The custom in our community, and in many other Jewish communities as well, is that the groom (Chatan) wears a Talit (a prayer shawl) under the Chupa. The tradition is to use a brand new Talit, which is given as a gift to the groom by his bride.
The groom wears the Talit immediately after the ceremony of the giving of the ring (Kiddushin). If it is still daylight time, he pronounces two blessings: Lehit'atef BeTzitzit and Shehecheyanu. If its already nighttime, he recites only the blessingShehecheyanu. He has to keep in mind that Shehecheyanu, which is a blessing of praise to the Almighty for having the privilege of being able to experience a particular new happy occasion, should include also his thoughts of gratitude to haShem for his wedding, which inaugurates for him and his wife a new (and B'H happier!) life.

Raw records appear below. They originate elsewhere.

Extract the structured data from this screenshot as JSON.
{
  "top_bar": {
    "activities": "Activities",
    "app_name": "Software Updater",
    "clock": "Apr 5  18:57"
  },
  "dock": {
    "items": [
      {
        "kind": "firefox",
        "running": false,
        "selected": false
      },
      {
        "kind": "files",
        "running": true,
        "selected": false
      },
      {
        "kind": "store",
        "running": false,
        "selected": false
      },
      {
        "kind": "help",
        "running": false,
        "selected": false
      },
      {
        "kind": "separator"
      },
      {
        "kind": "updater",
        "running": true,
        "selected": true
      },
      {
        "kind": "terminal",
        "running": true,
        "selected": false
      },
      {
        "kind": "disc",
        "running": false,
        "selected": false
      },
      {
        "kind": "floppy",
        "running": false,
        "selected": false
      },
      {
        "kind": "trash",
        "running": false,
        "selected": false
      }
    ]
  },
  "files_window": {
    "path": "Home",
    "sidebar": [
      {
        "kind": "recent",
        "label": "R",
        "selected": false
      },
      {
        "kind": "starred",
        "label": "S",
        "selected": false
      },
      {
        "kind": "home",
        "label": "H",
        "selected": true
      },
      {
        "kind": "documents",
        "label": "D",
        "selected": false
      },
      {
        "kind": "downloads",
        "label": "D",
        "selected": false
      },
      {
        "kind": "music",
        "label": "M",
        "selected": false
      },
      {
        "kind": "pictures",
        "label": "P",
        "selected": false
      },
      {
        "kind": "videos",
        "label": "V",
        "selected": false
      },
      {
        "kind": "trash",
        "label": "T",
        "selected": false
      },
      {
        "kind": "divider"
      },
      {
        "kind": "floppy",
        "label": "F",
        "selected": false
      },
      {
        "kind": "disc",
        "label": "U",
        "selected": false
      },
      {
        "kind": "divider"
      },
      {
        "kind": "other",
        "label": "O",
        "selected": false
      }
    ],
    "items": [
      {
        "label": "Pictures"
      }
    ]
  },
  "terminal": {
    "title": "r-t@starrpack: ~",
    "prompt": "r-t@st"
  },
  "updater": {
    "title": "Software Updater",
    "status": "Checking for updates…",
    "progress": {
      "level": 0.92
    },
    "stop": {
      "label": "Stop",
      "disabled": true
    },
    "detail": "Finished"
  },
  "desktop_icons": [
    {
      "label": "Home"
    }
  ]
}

Many reasons were given for the wearing of the Talit under the Chupa.
One of them is that the Talit is given to the groom by the bride, as a token of reciprocity for receiving a ring from him. "Just as the wedding ring symbolizes that she is bound to him to the exclusion of all other men, the Talit symbolizes that he is bound to her to the exclusion of all other women" (Rabbi Aryeh Kaplan, 'Made in heaven').
It is interesting to notice that whereas in Sephardic and German Jewish communities the custom is that a Jewish boy wears the Talit once he becomes Bar-Mitzva or before, in many Eastern European communities it is customary for the Jewish man to begin wearing a Talit only after he gets married. The base of this custom is that the Tora mentions the Mitzva of Tzitzit, followed by the Mitvza of marriage (See Debarim 22:12-13).